A menudo bastan unos segundos para encasillar a alguien.
Inteligente.
Sin estudios.
Izquierda.
Derecha.
Importante.
No importante.

A veces me pregunto:
¿Cómo sería nuestro mundo si nos preguntáramos más por valores que por estatus?
Si fuéramos curiosos
en lugar de creer que ya lo sabemos.
Si nuestras preguntas fueran más profundas
que un simple “¿Cómo estuvo tu día?”

Quizá la vida sería más colorida.
Más amplia.
Más humana.

El respeto se muestra al escuchar

El respeto no solo se muestra en lo que decimos.
Sino en
si damos espacio.
si escuchamos.
si somos capaces de pedir perdón.

Si permitimos que las personas sean ellas mismas.
Y si tenemos paciencia con quienes necesitan tiempo para abrirse.

Respeto entre culturas

Hace algún tiempo conocí a una familia internacional que vive precisamente este tipo de respeto.
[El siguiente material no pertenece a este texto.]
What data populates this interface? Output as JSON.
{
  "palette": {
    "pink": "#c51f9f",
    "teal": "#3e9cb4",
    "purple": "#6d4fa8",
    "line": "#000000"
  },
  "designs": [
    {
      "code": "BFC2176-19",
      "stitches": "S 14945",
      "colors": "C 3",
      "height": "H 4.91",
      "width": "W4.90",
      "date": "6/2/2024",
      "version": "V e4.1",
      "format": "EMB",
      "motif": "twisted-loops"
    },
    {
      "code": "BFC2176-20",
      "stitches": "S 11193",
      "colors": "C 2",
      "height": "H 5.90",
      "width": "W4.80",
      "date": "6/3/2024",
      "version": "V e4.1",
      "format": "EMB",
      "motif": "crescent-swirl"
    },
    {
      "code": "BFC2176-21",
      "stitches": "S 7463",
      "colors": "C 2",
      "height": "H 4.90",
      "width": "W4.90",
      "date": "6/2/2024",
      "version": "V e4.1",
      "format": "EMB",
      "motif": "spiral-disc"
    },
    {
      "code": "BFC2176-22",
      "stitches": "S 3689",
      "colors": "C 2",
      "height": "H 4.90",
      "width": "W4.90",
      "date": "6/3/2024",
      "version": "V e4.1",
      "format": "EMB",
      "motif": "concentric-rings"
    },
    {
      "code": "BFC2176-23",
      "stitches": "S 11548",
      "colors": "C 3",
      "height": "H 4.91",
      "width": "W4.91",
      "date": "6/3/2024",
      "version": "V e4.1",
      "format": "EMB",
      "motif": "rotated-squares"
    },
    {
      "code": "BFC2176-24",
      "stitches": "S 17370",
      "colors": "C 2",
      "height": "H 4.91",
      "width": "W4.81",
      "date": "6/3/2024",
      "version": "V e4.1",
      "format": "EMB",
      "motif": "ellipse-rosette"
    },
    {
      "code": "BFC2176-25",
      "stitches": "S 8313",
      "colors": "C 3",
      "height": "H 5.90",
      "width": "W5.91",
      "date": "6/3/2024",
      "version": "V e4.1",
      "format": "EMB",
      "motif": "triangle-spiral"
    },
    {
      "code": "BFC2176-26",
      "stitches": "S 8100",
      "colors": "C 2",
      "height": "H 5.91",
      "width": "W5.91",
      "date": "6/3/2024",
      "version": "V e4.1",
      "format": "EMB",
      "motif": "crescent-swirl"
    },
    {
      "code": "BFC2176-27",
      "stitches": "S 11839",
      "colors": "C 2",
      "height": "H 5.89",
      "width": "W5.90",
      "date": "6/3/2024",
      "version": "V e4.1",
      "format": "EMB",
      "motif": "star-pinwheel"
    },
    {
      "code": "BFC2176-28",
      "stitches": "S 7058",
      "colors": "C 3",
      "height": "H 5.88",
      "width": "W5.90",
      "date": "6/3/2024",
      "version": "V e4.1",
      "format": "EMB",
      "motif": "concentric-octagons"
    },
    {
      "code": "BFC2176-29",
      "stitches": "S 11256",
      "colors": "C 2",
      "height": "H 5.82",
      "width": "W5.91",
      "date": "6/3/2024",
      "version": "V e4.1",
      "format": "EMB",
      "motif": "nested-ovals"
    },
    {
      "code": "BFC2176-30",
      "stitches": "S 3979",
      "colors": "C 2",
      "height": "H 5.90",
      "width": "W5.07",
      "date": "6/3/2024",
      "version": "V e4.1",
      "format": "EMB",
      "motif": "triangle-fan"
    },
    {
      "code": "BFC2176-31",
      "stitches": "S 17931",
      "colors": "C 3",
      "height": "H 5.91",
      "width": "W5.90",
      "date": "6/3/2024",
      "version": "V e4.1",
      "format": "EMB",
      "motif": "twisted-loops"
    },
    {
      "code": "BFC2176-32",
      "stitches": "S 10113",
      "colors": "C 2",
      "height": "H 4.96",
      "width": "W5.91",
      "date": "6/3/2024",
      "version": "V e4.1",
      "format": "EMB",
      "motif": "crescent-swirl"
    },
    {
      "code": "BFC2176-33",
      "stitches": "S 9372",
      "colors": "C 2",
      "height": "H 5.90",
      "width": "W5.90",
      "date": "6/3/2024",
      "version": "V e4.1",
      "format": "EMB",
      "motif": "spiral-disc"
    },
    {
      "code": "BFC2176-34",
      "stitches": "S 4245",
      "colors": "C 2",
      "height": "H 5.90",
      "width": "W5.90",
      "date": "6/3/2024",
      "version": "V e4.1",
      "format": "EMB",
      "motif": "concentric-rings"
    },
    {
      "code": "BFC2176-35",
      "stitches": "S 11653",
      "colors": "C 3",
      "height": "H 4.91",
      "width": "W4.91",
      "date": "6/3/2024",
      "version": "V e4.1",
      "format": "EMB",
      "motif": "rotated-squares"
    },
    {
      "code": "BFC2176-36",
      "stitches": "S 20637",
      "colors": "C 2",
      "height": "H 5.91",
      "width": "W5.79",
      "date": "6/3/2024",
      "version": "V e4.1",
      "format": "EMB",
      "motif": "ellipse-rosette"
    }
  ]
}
Un niño de cuatro años crece rodeado de padres, abuelos y bisabuelos — biológicos y no biológicos — de España, Holanda y Sudamérica.

Diferentes culturas.
Diferentes idiomas.
Diferentes historias de vida.

Y aun así, a pesar de circunstancias que no son nada fáciles, esta familia consigue tratarse con un respeto increíble.
Se escuchan.
Dejan espacio para las diferencias.
Y celebran — en toda su diversidad — incluso una Navidad en paz.

Cuando pregunté cómo lo consiguen, la respuesta fue muy simple: Respeto.
Respeto por el otro.
Por su cultura.
Su historia.
Su forma de vivir.

Esa respuesta realmente me conmovió.

Una forma diferente de mirar

En un mundo lleno de comparación
y competencia,
el respeto verdadero a menudo parece algo poco habitual.

Y quizá ahí reside precisamente su fuerza.

Porque donde empieza el respeto —
por los demás
y por nosotros mismos —
surge algo que no podemos comprar:

Paz interior.
Y una libertad que llevamos siempre dentro.

LUMA – It begins in you

Mini ejercicio: El momento entre estímulo y reacción

Hoy, presta atención al pequeño momento antes de reaccionar.

Quizá alguien diga algo que te incomode.
Quizá alguien se comporte de forma distinta a lo que esperabas.
Quizá notes un juicio inmediato dentro de ti.

Antes de reaccionar, haz una pausa.
Respira conscientemente una vez. Y pregúntate en silencio:
“¿Qué podría no saber todavía sobre esta persona?”
Ese pequeño momento de pausa cambia más de lo que pensamos.
Porque es justo ahí donde comienza el respeto.

Pregunta de reflexión

¿Cuándo fue la última vez que te sentiste realmente visto/a y respetado/a?
¿Y cómo puedes ofrecer ese mismo sentimiento a otras personas?